Marine Corps AH-1Z Viper helicopter is painted with one-component (1K) camouflage gray polysiloxane
topcoat, which is safer for the environment and easier to apply.
Photo credit: U.S. Naval Research Laboratory

The U.S. Naval Research Laboratory (NRL) Center for Corrosion Science and Engineering has developed a safer, more user-friendly topcoat for the exterior of Navy and Marine Corps aircraft.

The new topcoat, a one-component (1K) polysiloxane based on organosilane polymers, is free of the harmful isocyanates and other hazardous air polluting (HAP) chemicals found in two-component (2K) polyurethane topcoats currently used on Department of Defense (DOD) and commercial aircraft.

Erick Iezzi, Ph.D., senior research chemist at NRL, and engineers at Naval Air Warfare Center – Aircraft Division, applied the topcoat on a U.S. Navy F/A-18 Hornet at Naval Air Station Patuxent River, Maryland, and on Marine Corps UH-1Y Venom and AH-1Z Viper helicopters at Marine Corps Air Station New River, Jacksonville, North Carolina, and Marine Corps Base Camp Pendleton, California.

The topcoat on these aircraft is scheduled for a 1-year to 2-year evaluation period.

“We’re very proud of this achievement,” Iezzi says. “Polyurethane topcoats have existed for several decades, yet within a few years we’ve been able develop an environmentally friendly alternative that provides similar laboratory performance and is easy for painters to use.”

According to the Occupational Safety and Health Administration (OSHA), exposure to isocyanates can irritate skin and mucous membranes and cause chest tightness and difficulty breathing.
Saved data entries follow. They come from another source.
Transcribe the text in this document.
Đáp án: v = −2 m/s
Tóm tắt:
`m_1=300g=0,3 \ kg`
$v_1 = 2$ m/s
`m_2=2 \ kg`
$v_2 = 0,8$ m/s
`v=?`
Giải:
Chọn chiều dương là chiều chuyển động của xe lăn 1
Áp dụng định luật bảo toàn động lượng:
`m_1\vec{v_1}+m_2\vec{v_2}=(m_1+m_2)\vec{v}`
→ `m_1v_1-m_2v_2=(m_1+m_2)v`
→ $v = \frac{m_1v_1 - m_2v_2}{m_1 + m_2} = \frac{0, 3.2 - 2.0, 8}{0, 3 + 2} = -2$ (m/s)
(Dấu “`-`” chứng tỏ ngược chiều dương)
HAPs are also classified as potential human carcinogens. Isocyanate exposure can also cause sensitization, resulting in severe asthma attacks upon subsequent exposures, even at low levels.

Replacing isocyanates with polysiloxane provides a safer coating for painters and anyone nearby. The 1K topcoat also contains lower levels of volatile organic compounds, which harm air quality during spray applications.

The topcoat does not require metering or mixing of components because all chemicals are in a single container, reducing preparation time and providing a more homogeneous color. Containers are resealable for future use, reducing hazardous waste generation and disposal costs.

The topcoat applications were coordinated with the Naval Air Systems Command and sponsored by the Defense Department’s Environmental Security Technology Certification Program (ESTCP) with contributing funds from the Office of Naval Research (ONR).